Gold (XAU/USD) extends its advance on Thursday, climbing above the $4,200 psychological barrier and notching a five-day winning streak. The precious metal has now retraced most of its corrective decline from the all-time high near $4,381. At the time of writing, XAU/USD is trading around $4,235, up more than 5.50% this week, with upward momentum firmly intact.
A broadly constructive market tone following the deal to end the United States (US) government shutdown has done little to slow Gold’s rise. Instead, investors are focusing on the delayed US economic data set to roll out as federal operations resume, which could sharpen expectations for another Federal Reserve (Fed) interest rate cut in December.
The dovish Fed outlook is weighing on the US Dollar (USD) and keeping Treasury yields subdued, providing an additional tailwind for the non-yielding metal. Overall market sentiment also remains tilted to the upside for Gold, with both macro drivers and technical structure supporting the ongoing bullish trend.

XAU/USD has resumed its prevailing uptrend on the 4-hour chart following a healthy consolidation phase and a brief corrective pullback. The metal is now testing a key resistance area at $4,230-$4,250, which marks the prior breakdown zone. A decisive break above this region would open the door for a retest of the all-time high near $4,381 and potentially fresh record territory beyond it.
On the downside, immediate support sits at $4,200, followed by $4,150, a level that closely aligns with the 21-period Simple Moving Average (SMA). A deeper decline toward $4,050 would expose the 50-period SMA, though any pullback into these zones is likely to attract dip-buying interest as long as Gold holds above the psychological $4,000 level.
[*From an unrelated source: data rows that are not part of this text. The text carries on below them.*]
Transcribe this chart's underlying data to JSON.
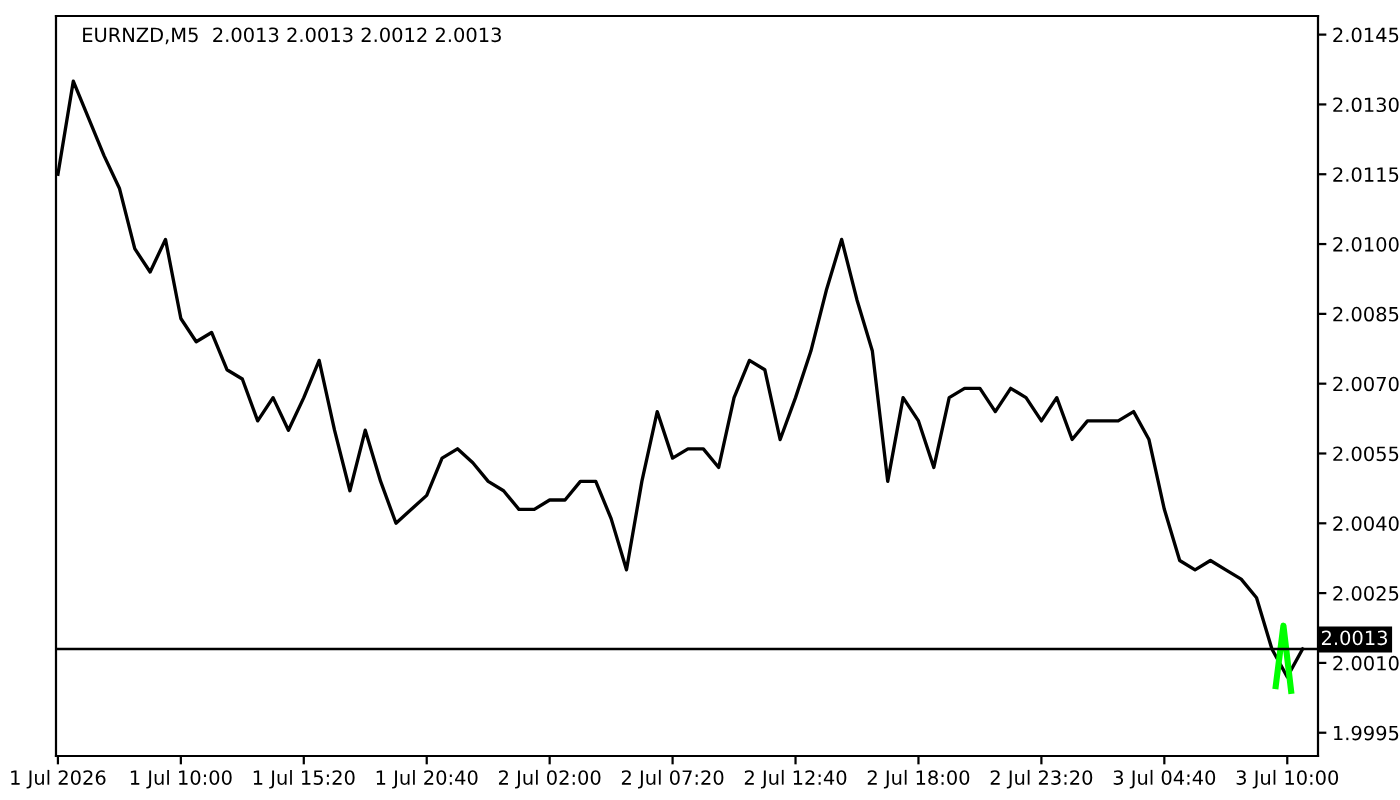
{
  "chart_data": {
    "type": "line",
    "title": "EURNZD,M5  2.0013 2.0013 2.0012 2.0013",
    "x": [
      "2026-07-01T04:40",
      "2026-07-01T05:20",
      "2026-07-01T06:00",
      "2026-07-01T06:40",
      "2026-07-01T07:20",
      "2026-07-01T08:00",
      "2026-07-01T08:40",
      "2026-07-01T09:20",
      "2026-07-01T10:00",
      "2026-07-01T10:40",
      "2026-07-01T11:20",
      "2026-07-01T12:00",
      "2026-07-01T12:40",
      "2026-07-01T13:20",
      "2026-07-01T14:00",
      "2026-07-01T14:40",
      "2026-07-01T15:20",
      "2026-07-01T16:00",
      "2026-07-01T16:40",
      "2026-07-01T17:20",
      "2026-07-01T18:00",
      "2026-07-01T18:40",
      "2026-07-01T19:20",
      "2026-07-01T20:00",
      "2026-07-01T20:40",
      "2026-07-01T21:20",
      "2026-07-01T22:00",
      "2026-07-01T22:40",
      "2026-07-01T23:20",
      "2026-07-02T00:00",
      "2026-07-02T00:40",
      "2026-07-02T01:20",
      "2026-07-02T02:00",
      "2026-07-02T02:40",
      "2026-07-02T03:20",
      "2026-07-02T04:00",
      "2026-07-02T04:40",
      "2026-07-02T05:20",
      "2026-07-02T06:00",
      "2026-07-02T06:40",
      "2026-07-02T07:20",
      "2026-07-02T08:00",
      "2026-07-02T08:40",
      "2026-07-02T09:20",
      "2026-07-02T10:00",
      "2026-07-02T10:40",
      "2026-07-02T11:20",
      "2026-07-02T12:00",
      "2026-07-02T12:40",
      "2026-07-02T13:20",
      "2026-07-02T14:00",
      "2026-07-02T14:40",
      "2026-07-02T15:20",
      "2026-07-02T16:00",
      "2026-07-02T16:40",
      "2026-07-02T17:20",
      "2026-07-02T18:00",
      "2026-07-02T18:40",
      "2026-07-02T19:20",
      "2026-07-02T20:00",
      "2026-07-02T20:40",
      "2026-07-02T21:20",
      "2026-07-02T22:00",
      "2026-07-02T22:40",
      "2026-07-02T23:20",
      "2026-07-03T00:00",
      "2026-07-03T00:40",
      "2026-07-03T01:20",
      "2026-07-03T02:00",
      "2026-07-03T02:40",
      "2026-07-03T03:20",
      "2026-07-03T04:00",
      "2026-07-03T04:40",
      "2026-07-03T05:20",
      "2026-07-03T06:00",
      "2026-07-03T06:40",
      "2026-07-03T07:20",
      "2026-07-03T08:00",
      "2026-07-03T08:40",
      "2026-07-03T09:20",
      "2026-07-03T10:00",
      "2026-07-03T10:40"
    ],
    "series": [
      {
        "color": "#000000",
        "values": [
          2.0115,
          2.0135,
          2.0127,
          2.0119,
          2.0112,
          2.0099,
          2.0094,
          2.0101,
          2.0084,
          2.0079,
          2.0081,
          2.0073,
          2.0071,
          2.0062,
          2.0067,
          2.006,
          2.0067,
          2.0075,
          2.006,
          2.0047,
          2.006,
          2.0049,
          2.004,
          2.0043,
          2.0046,
          2.0054,
          2.0056,
          2.0053,
          2.0049,
          2.0047,
          2.0043,
          2.0043,
          2.0045,
          2.0045,
          2.0049,
          2.0049,
          2.0041,
          2.003,
          2.0049,
          2.0064,
          2.0054,
          2.0056,
          2.0056,
          2.0052,
          2.0067,
          2.0075,
          2.0073,
          2.0058,
          2.0067,
          2.0077,
          2.009,
          2.0101,
          2.0088,
          2.0077,
          2.0049,
          2.0067,
          2.0062,
          2.0052,
          2.0067,
          2.0069,
          2.0069,
          2.0064,
          2.0069,
          2.0067,
          2.0062,
          2.0067,
          2.0058,
          2.0062,
          2.0062,
          2.0062,
          2.0064,
          2.0058,
          2.0043,
          2.0032,
          2.003,
          2.0032,
          2.003,
          2.0028,
          2.0024,
          2.0013,
          2.0007,
          2.0013
        ]
      },
      {
        "color": "#00ff00",
        "x": [
          "2026-07-03T09:30",
          "2026-07-03T09:50",
          "2026-07-03T10:10"
        ],
        "values": [
          2.0005,
          2.0018,
          2.0004
        ]
      }
    ],
    "xlim": [
      "2026-07-01T04:35",
      "2026-07-03T11:20"
    ],
    "xticks": [
      {
        "value": "2026-07-01T04:40",
        "label": "1 Jul 2026"
      },
      {
        "value": "2026-07-01T10:00",
        "label": "1 Jul 10:00"
      },
      {
        "value": "2026-07-01T15:20",
        "label": "1 Jul 15:20"
      },
      {
        "value": "2026-07-01T20:40",
        "label": "1 Jul 20:40"
      },
      {
        "value": "2026-07-02T02:00",
        "label": "2 Jul 02:00"
      },
      {
        "value": "2026-07-02T07:20",
        "label": "2 Jul 07:20"
      },
      {
        "value": "2026-07-02T12:40",
        "label": "2 Jul 12:40"
      },
      {
        "value": "2026-07-02T18:00",
        "label": "2 Jul 18:00"
      },
      {
        "value": "2026-07-02T23:20",
        "label": "2 Jul 23:20"
      },
      {
        "value": "2026-07-03T04:40",
        "label": "3 Jul 04:40"
      },
      {
        "value": "2026-07-03T10:00",
        "label": "3 Jul 10:00"
      }
    ],
    "ylim": [
      1.999,
      2.0149
    ],
    "yticks": [
      1.9995,
      {
        "value": 2.001,
        "label": "2.0010"
      },
      2.0025,
      {
        "value": 2.004,
        "label": "2.0040"
      },
      2.0055,
      {
        "value": 2.007,
        "label": "2.0070"
      },
      2.0085,
      {
        "value": 2.01,
        "label": "2.0100"
      },
      2.0115,
      {
        "value": 2.013,
        "label": "2.0130"
      },
      2.0145
    ],
    "ref_lines": [
      {
        "axis": "y",
        "value": 2.0013,
        "label": "2.0013",
        "color": "#000000"
      }
    ],
    "grid": false,
    "legend": false,
    "marker": "none",
    "line_style": "solid"
  }
}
Momentum conditions warrant some caution, with the Relative Strength Index (RSI) hovering in overbought territory near 74, suggesting the risk of a short-lived pullback or sideways consolidation before a potential breakout above $4,250.
Gold has played a key role in human’s history as it has been widely used as a store of value and medium of exchange. Currently, apart from its shine and usage for jewelry, the precious metal is widely seen as a safe-haven asset, meaning that it is considered a good investment during turbulent times. Gold is also widely seen as a hedge against inflation and against depreciating currencies as it doesn’t rely on any specific issuer or government.
Central banks are the biggest Gold holders. In their aim to support their currencies in turbulent times, central banks tend to diversify their reserves and buy Gold to improve the perceived strength of the economy and the currency. High Gold reserves can be a source of trust for a country’s solvency. Central banks added 1,136 tonnes of Gold worth around $70 billion to their reserves in 2022, according to data from the World Gold Council. This is the highest yearly purchase since records began. Central banks from emerging economies such as China, India and Turkey are quickly increasing their Gold reserves.
Gold has an inverse correlation with the US Dollar and US Treasuries, which are both major reserve and safe-haven assets. When the Dollar depreciates, Gold tends to rise, enabling investors and central banks to diversify their assets in turbulent times. Gold is also inversely correlated with risk assets. A rally in the stock market tends to weaken Gold price, while sell-offs in riskier markets tend to favor the precious metal.
The price can move due to a wide range of factors. Geopolitical instability or fears of a deep recession can quickly make Gold price escalate due to its safe-haven status. As a yield-less asset, Gold tends to rise with lower interest rates, while higher cost of money usually weighs down on the yellow metal. Still, most moves depend on how the US Dollar (USD) behaves as the asset is priced in dollars (XAU/USD). A strong Dollar tends to keep the price of Gold controlled, whereas a weaker Dollar is likely to push Gold prices up.